The longest walking trail takes you down the center of the island to a beautiful rocky outcropping (named Picnic Rock), perfect for a meal or tent camping. Another trail leads through a mature pine forest to a remote rocky bluff where deer have been spotted sipping from the lake in the early morning.
Big Island is effectively a ‘private nature preserve’ with its own indigenous wildlife. There are deer on the island, and fawns are spotted each spring. Beaver have taken up residence and careful investigation will reveal their lodges, built in out-of-the-way swampy inlets. In addition, the island is home to raccoons, fox, mink, skunks, porcupines, muskrat, owls, osprey, eagles, pileated woodpeckers, and loons.
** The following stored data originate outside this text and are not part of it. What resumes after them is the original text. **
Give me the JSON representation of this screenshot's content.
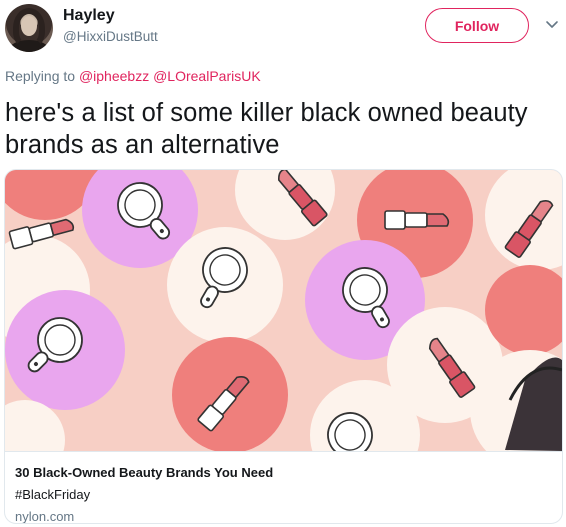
{
  "user": {
    "name": "Hayley",
    "handle": "@HixxiDustButt"
  },
  "follow_button": {
    "label": "Follow"
  },
  "menu": {
    "icon": "chevron-down-icon"
  },
  "reply": {
    "prefix": "Replying to",
    "mentions": [
      "@ipheebzz",
      "@LOrealParisUK"
    ]
  },
  "tweet": {
    "text": "here's a list of some killer black owned beauty brands as an alternative"
  },
  "card": {
    "title": "30 Black-Owned Beauty Brands You Need",
    "description": "#BlackFriday",
    "domain": "nylon.com"
  },
  "colors": {
    "accent": "#e0245e",
    "muted": "#657786",
    "card_bg": "#f7cfc5",
    "circle_cream": "#fdf3ec",
    "circle_pink": "#ef7f7c",
    "circle_lavender": "#e9a6ee"
  }
}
Many of these animals can be seen by paddling to a large bay surrounded by remote wilderness on the northeast end of the island.
Many a night on Big Island is filled with the haunting and mystical calls of the loon, Canada’s most beloved and protected bird. It is a common sight to see pairs of these picturesque icons of the North diving for fish just off the shores of Big Island.
An annual event on Big Island involves turtles. Each year pregnant females come ashore, dig holes, and lay their eggs. The odds seem to be that, long before hatching, most of the eggs are discovered by the island’s small and inquisitive mammals.